The cheeky charm of the title, “MILF”, gives a clue to the audaciousness of its creator, Paloma Faith, a 42-year-old London-born singing sensation now turned rebellious author. The title’s whimsy echoes the journey of the author herself from Hackney origins to becoming a memorable voice in the literary circuit.
If you’re wondering about the acronym MILF, it might be time to consult Google for some understanding. The acronym stands for Motherhood Identity Love F*ckery, perfectly encapsulating the heart of this book. A bold assembly of genres, this book strides through personal memoir, celebrity confession, parental guidance, relationship advice, self-help wisdom, comedy, tragedy, and a touch of feminist commentary. Facing motherhood 25 years ago, this is a book I wish had existed in my arsenal, to guide me and alleviate the self-doubt and confusion I faced.
The ironic twist is that Faith, like many new mothers, didn’t perceive herself as a MILF during the initial years of motherhood. Her tales, delivered in raw detail tinged with brutal honesty, reveal the less glamorous aspects of motherhood she had to navigate; conception, pregnancy, childbirth and postpartum. This candid narrative is based on the experiences of her own motherhood journey with her two daughters, the belles of the book.

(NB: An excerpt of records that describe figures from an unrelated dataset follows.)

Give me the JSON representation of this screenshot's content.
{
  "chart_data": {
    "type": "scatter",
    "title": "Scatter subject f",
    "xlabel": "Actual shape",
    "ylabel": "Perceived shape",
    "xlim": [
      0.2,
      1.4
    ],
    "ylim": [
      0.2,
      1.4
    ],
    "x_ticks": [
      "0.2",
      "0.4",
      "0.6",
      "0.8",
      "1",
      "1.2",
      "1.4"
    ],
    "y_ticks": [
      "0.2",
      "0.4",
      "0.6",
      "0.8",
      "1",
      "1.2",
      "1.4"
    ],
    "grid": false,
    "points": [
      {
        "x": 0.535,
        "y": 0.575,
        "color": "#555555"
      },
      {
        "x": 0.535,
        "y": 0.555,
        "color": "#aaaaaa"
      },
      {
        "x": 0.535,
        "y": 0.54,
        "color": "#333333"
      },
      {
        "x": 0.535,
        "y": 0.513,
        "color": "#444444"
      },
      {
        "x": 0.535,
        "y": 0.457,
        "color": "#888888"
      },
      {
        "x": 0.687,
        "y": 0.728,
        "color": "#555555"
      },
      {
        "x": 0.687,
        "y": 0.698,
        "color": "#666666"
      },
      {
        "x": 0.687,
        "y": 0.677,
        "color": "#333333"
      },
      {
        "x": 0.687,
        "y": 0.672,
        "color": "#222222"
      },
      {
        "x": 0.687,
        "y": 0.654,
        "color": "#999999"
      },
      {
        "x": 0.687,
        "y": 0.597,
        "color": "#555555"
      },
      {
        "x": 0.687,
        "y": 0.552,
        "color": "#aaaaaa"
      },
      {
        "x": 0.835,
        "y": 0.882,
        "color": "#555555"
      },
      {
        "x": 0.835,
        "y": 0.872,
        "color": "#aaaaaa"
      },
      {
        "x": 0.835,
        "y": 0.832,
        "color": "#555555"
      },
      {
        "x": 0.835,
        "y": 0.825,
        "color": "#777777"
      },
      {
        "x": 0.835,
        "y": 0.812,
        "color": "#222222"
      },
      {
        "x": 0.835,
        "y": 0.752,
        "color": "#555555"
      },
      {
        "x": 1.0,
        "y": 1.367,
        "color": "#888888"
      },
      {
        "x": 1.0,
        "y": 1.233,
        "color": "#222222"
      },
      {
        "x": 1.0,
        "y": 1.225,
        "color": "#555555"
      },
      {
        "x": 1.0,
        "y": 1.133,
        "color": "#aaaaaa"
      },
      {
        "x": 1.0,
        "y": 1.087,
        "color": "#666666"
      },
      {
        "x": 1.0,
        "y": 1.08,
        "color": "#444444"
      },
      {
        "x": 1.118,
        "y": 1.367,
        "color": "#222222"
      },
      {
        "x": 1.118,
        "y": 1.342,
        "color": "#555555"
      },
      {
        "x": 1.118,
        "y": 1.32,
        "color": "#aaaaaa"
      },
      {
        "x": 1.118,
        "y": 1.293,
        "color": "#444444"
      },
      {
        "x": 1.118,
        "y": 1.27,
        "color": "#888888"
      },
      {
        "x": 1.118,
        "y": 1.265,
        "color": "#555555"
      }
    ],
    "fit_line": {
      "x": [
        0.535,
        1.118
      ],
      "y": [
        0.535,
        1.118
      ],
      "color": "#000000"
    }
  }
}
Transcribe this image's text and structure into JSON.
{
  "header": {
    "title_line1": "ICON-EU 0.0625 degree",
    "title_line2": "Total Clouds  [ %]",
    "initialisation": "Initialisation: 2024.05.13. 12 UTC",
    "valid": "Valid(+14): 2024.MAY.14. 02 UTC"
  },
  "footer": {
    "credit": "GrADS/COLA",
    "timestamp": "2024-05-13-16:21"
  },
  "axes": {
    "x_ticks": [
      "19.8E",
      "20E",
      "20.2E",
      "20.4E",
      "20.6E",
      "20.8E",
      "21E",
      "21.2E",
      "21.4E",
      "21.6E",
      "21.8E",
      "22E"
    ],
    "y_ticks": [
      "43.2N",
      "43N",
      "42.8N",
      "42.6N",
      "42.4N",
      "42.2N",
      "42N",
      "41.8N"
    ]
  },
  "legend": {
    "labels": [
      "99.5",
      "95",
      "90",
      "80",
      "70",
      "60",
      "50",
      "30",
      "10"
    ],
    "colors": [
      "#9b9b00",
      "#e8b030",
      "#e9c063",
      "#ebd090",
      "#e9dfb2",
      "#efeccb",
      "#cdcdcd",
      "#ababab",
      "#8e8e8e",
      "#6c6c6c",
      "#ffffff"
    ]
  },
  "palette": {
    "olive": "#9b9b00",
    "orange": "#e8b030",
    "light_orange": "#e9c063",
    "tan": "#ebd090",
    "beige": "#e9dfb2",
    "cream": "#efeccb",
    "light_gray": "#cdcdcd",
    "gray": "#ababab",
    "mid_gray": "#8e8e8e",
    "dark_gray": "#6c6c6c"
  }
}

The book also details the trials and tribulations including rounds of IVF, miscarriages, postponed dreams of “natural” birth, emergency C-sections, occurrences of postnatal psychosis and depression, endless infections requiring antibiotics, breastfeeding struggles, cystitis, thrush, mastitis, and even painful piles that necessitated surgery a year later. Adding to this, she had sexual difficulties long after giving birth, and grappled with raising “poor sleeper” babies.
These experiences not only marked the end of her decade-long romantic relationship and sex life but also shattered her prior identity. The changes threw her into a new world, dominated by concerns about being a “good enough mother”, despite the unyielding, indomitable love and anxiety for her children. Her honest delineation of these experiences conveys a sense of confusion and relief once the initial turbulence of bonding with her children had sailed.
After reflecting on Faith’s journey detailed in her book, ‘MILF’, I’ve switched from recommending it as a pre-birth read to suggesting it as a thoughtful post-delivery gift. The book, unabashedly honest and breaking societal norms, offers a mixture of amusement, warm heartedness, and sharp critique on the current feminist status in our region.
The self-assured and autonomous Faith offers a new perspective on motherhood, and how patriarchal society continues to manipulate women into equating equality with inferiority. However, I was puzzled by instances, particularly in the book’s first half, where Faith appears to accuse feminism for the imbalance on domestic labor. Women being overstretched by trying to earn a living whilst managing most of the mundane tasks of parenting. She also tackles the unseen, mind-numbingly monotonous, and stressful perpetual responsibilities related to child maturation, which according to her, are seldom acknowledged by most fathers unless they are significant contributors to childcare.
Initially, I was taken aback by Faith’s seeming inclination to attribute the disbalance in co-parenting duties to feminism rather than to the prevalent patriarchal paradigm; until I comprehended that it was a matter of expression rather than an actual accusation. Further reading confirmed that Faith was actually stressing the need for continuous progress in feminism. Despite this minor query, her bold proclamation of being a feminist was quite commendable.
My only other critique of this book, which is a liberating, entertaining and thought-inspiring read, is that only towards the end of her book did she reveal that Layman Lahcine, Faith’s ex-partner and the father of their children, spends two nights every week with their children.
In the book titled “MILF”, mothers and all women who provide care and nurture are given the much-needed assurance that it’s completely fine to prioritise their own needs. The book also offers indispensable insights for men who wish to safeguard their romantic partnerships. The intriguing subject of women and their experiences with ageing is thoroughly explored. The chapter provocatively titled “Are Men Redundant?” brings up a topic frequently queried by straight women: Could a life of singlehood be more satisfying than long-standing relationships?
Opting to wrap up “MILF” with a personal revelation, Faith suggests that following several consecutive monogamous relationships and a challenging initiation into motherhood, it might be the right moment for her to decide to stay single and embrace a fresh identity and fall in love with her transformed self.